The Kenya shilling fell drastically to hit a new historic low at 108.55 units to the US dollar. The loss in currency value will impact import costs of raw materials and finished goods such as petroleum products, wheat, vegetable oil and motor vehicles. The depreciation of the local currency started from March 12 – the day the country recorded its first case of coronavirus— when it traded at 102.3 units to the Dollar. It was further impacted in recent months as demand for dollars rose while supply fell due to lack of tourists and a reduction in commodity exports. The demand for hard currencies went up from importers after the State started to ease coronavirus containment measures in July.

Observers point out that the demand was also driven by two factors such as the Central Bank of Kenya (CBK) communication of the intention to buy $300 million from commercial banks for three months and the possible buying and hoarding of dollars as a result of panic in the market caused by uncertainty due to the Covid-19 pandemic. It was reported that wealthy individuals and big companies stockpiled a record Sh45.5 billion in dollars in the three months to May when Kenya imposed restrictions to curb the Pandemic. Foreign currency bank deposits held by Kenyans hit a record of Sh671.4 billion, against Sh625.9 billion in February.

Reports indicate further weakening of the local currency as imports rise pushing the dollar demand upwards.
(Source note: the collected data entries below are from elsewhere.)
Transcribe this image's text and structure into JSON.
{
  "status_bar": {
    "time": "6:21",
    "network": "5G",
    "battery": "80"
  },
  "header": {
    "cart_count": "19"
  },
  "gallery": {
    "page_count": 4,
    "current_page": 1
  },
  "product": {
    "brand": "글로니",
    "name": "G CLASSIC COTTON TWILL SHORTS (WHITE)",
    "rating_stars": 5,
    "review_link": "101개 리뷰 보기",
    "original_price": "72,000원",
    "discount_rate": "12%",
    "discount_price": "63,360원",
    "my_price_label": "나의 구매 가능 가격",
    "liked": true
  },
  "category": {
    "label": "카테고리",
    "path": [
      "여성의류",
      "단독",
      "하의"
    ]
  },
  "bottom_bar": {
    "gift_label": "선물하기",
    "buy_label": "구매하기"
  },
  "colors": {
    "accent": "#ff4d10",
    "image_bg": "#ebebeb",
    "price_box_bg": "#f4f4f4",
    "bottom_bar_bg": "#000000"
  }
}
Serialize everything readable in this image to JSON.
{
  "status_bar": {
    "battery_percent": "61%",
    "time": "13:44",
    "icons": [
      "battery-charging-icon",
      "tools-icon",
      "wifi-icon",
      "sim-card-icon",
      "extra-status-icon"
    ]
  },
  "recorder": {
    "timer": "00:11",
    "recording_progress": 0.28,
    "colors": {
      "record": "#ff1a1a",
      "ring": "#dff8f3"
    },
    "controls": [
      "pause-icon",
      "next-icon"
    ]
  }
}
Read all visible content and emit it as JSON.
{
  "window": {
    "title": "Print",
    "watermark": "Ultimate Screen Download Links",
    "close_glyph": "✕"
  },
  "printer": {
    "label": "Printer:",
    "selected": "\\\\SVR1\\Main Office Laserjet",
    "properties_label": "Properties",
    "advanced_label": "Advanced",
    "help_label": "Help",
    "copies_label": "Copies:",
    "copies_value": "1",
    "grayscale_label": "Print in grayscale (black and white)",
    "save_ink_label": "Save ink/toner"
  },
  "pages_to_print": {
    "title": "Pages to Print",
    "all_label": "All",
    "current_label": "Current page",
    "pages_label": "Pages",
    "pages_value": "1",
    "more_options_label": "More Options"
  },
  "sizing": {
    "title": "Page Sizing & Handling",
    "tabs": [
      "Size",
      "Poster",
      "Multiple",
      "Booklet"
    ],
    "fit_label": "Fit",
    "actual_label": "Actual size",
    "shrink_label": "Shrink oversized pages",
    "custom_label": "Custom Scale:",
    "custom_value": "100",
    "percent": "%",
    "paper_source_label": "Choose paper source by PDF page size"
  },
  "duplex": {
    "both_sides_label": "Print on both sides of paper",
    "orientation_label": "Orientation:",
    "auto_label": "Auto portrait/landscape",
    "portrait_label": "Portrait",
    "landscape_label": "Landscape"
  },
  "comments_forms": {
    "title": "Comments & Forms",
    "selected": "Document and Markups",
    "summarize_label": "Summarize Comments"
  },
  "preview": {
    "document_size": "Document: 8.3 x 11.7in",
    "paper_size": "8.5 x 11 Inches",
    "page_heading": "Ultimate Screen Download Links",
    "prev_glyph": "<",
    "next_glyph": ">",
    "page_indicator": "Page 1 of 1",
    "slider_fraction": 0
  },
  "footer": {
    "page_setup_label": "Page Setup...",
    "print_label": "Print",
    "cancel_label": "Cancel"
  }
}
The tourism sector, which is a major foreign revenue earner is not expected to contribute much in the second half of the year due to reduced international travel on account of Covid 19.

The shilling’s weakening risks raising inflation, which dropped to 4.36 percent in August, largely due to suppressed consumer demand.

Businesses have reduced their capital spending while consumers’ wallets have been battered by a mix of retrenchment, pay cuts and unpaid leave cutting across diverse sectors, including tourism, trade, education and entertainment.

Kenya imports a wide variety of goods, including petroleum products, wheat, second-hand clothes, motor vehicles, vegetable oils and industrial machinery whose costs are rising.